Some things I just wanna post to help me remember them in the future:
1. I'm playing
Phoenix Wright: Ace Attorney right now and I haven't felt this way with any game before. It's some sort of excitement I can't explain. Snooping around for clues, debunking fishy testimonies, and ultimately getting your client a full acquittal is quite exhilarating. For a game that relies heavily on text (and gamers who are patient in reading between the lines), it's surprisingly not boring at all. It's made courtroom drama a lot more...well, not really fun, but perhaps more palatable to the average joe who normally doesn't have any interest in any legal mumbo-jumbo.
When you get down to it, the Ace Attorney games by Capcom are a little too controlling, story-wise, mostly because you know for a fact that your character is going to win in the end. It's very straight-forward in that sense. But the cases are still juicy and all the detective work you are forced to do just to make the plot move forward don't get too tiresome to solve. What's best about this game is that the characters are very likeable, and the personalities, although sometimes obviously just strange caricatures concocted for the story, are interesting enough. I'm actually a big fan of Phoenix Wright and Miles Edgeworth, as their American counterparts are called. (Their names are better in Japanese though, and they match better too--heehee.)

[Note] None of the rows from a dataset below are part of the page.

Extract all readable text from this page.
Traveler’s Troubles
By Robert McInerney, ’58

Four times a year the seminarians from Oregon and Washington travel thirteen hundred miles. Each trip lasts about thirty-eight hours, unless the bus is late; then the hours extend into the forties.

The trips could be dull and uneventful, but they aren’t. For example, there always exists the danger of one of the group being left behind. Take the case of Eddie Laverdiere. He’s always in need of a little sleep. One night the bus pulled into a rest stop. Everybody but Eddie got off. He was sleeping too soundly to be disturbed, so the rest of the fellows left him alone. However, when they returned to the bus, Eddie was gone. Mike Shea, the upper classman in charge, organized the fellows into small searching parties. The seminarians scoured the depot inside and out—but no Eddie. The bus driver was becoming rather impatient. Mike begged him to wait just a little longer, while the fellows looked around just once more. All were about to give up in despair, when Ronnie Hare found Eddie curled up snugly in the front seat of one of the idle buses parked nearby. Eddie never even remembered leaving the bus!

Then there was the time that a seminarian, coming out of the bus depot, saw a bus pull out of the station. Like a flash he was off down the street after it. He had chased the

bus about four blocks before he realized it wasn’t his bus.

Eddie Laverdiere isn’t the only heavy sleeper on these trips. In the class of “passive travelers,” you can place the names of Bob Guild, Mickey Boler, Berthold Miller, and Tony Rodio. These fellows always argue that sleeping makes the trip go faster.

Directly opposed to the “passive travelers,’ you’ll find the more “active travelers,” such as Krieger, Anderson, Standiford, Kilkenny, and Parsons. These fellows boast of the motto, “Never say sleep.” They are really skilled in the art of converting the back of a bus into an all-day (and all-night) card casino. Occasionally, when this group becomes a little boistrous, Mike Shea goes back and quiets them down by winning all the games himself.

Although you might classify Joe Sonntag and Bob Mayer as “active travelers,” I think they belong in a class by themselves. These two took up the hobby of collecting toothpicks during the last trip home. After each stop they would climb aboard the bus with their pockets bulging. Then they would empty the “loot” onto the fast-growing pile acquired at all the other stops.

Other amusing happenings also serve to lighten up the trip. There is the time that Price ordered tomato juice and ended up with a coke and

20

2. I watched Sweeney Todd a couple of weeks ago, and it's still in my head. Something is off about that movie, but at the same time, something feels very, very right. Like maybe the fact that one of my dreams in life came true: Seeing Alan Rickman and Johnny Depp in a movie together. I almost had an apoplexy watching Sweeney Todd, where they didn't just act in the same scenes together, they even sang together. Ohohoho! It's just fan-fucking-tastic! And it induces such a terribly wonderful feeling in me that it's worth the cussing.

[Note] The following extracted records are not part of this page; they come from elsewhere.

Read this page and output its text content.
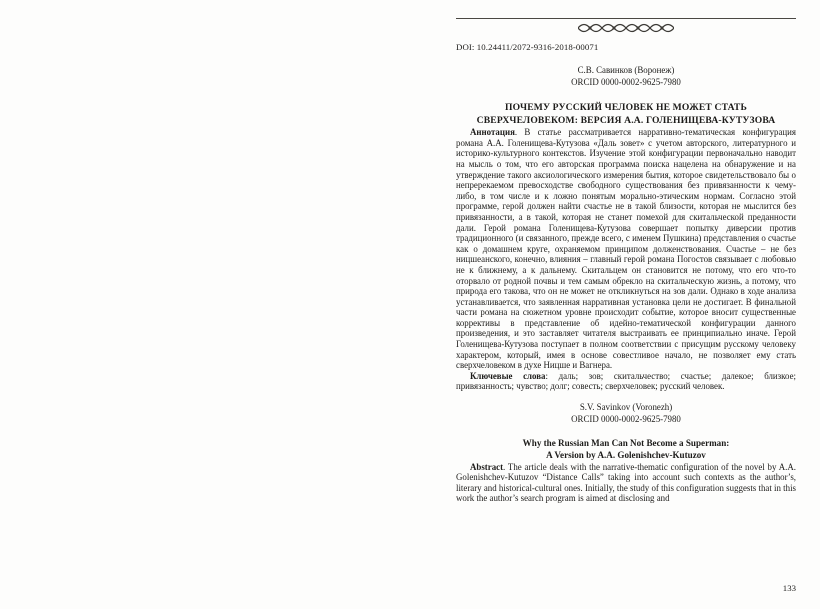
DOI: 10.24411/2072-9316-2018-00071
С.В. Савинков (Воронеж)
ORCID 0000-0002-9625-7980
ПОЧЕМУ РУССКИЙ ЧЕЛОВЕК НЕ МОЖЕТ СТАТЬ
СВЕРХЧЕЛОВЕКОМ: ВЕРСИЯ А.А. ГОЛЕНИЩЕВА-КУТУЗОВА

Аннотация. В статье рассматривается нарративно-тематическая конфигурация романа А.А. Голенищева-Кутузова «Даль зовет» с учетом авторского, литературного и историко-культурного контекстов. Изучение этой конфигурации первоначально наводит на мысль о том, что его авторская программа поиска нацелена на обнаружение и на утверждение такого аксиологического измерения бытия, которое свидетельствовало бы о непререкаемом превосходстве свободного существования без привязанности к чему-либо, в том числе и к ложно понятым морально-этическим нормам. Согласно этой программе, герой должен найти счастье не в такой близости, которая не мыслится без привязанности, а в такой, которая не станет помехой для скитальческой преданности дали. Герой романа Голенищева-Кутузова совершает попытку диверсии против традиционного (и связанного, прежде всего, с именем Пушкина) представления о счастье как о домашнем круге, охраняемом принципом долженствования. Счастье – не без ницшеанского, конечно, влияния – главный герой романа Погостов связывает с любовью не к ближнему, а к дальнему. Скитальцем он становится не потому, что его что-то оторвало от родной почвы и тем самым обрекло на скитальческую жизнь, а потому, что природа его такова, что он не может не откликнуться на зов дали. Однако в ходе анализа устанавливается, что заявленная нарративная установка цели не достигает. В финальной части романа на сюжетном уровне происходит событие, которое вносит существенные коррективы в представление об идейно-тематической конфигурации данного произведения, и это заставляет читателя выстраивать ее принципиально иначе. Герой Голенищева-Кутузова поступает в полном соответствии с присущим русскому человеку характером, который, имея в основе совестливое начало, не позволяет ему стать сверхчеловеком в духе Ницше и Вагнера.

Ключевые слова: даль; зов; скитальчество; счастье; далекое; близкое; привязанность; чувство; долг; совесть; сверхчеловек; русский человек.

S.V. Savinkov (Voronezh)
ORCID 0000-0002-9625-7980
Why the Russian Man Can Not Become a Superman:
A Version by A.A. Golenishchev-Kutuzov

Abstract. The article deals with the narrative-thematic configuration of the novel by A.A. Golenishchev-Kutuzov “Distance Calls” taking into account such contexts as the author’s, literary and historical-cultural ones. Initially, the study of this configuration suggests that in this work the author’s search program is aimed at disclosing and

133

About the off part...well, maybe it's all the blood. I didn't expect it. The singing kinda softened it up, you know, the violence...but it was still very, very much violent. I think...maybe Tim Burton didn't want to dilute the wrongness of the whole story--the grave immoral acts committed and the social cancer that permeated and polluted every single character in that story--by editing out the gore, or holding back on the fake blood bags and the cgi. It's an interesting case of making the most out of the current media and technology to create the perfect story...or movie in this case. This is only my theory, of course, but I kinda like the idea that, for art, one doesn't hold back. Let loose the dogs of hell and all that, but the 'no compromise' policy in this case has an interesting effect--or at least, I think so. I think that, when done aptly and with dead-accurate instinct for aesthetics, the overt display of violence can be analyzed as a jarring reminder of the presence of evil, and the need for morality and goodness to reign in people. I mean, taking into consideration even the shock value--a factor that is often viewed negatively in any artwork--this can shake people back into the real world--not the bloody, dark world, but the world that can be, that ought to be. A world where goodness reigns.
Maybe I'm over-analyzing and just imposing my own ideals for this movie, but I'm just thinking of a possible future for film and art in general. It's just about all the time that we debate about ethics vs. aesthetics in art. How those two cannot mesh, and the artist's integrity suffers when either of the two is sacrificed. Maybe...maybe it's not really an issue of sacrificing one for the sake of the other. Maybe it's just that we ought to think out of the box, and to use what is viewed negatively and turn them into tools that can bring positive effects on the audience, on society.
Art doesn't have to take sides. Art, I believe, is naturally good. Creation is naturally good. When art is pure... well, it will take some time to finish that sentence.
For now, I'm just posting this for the record.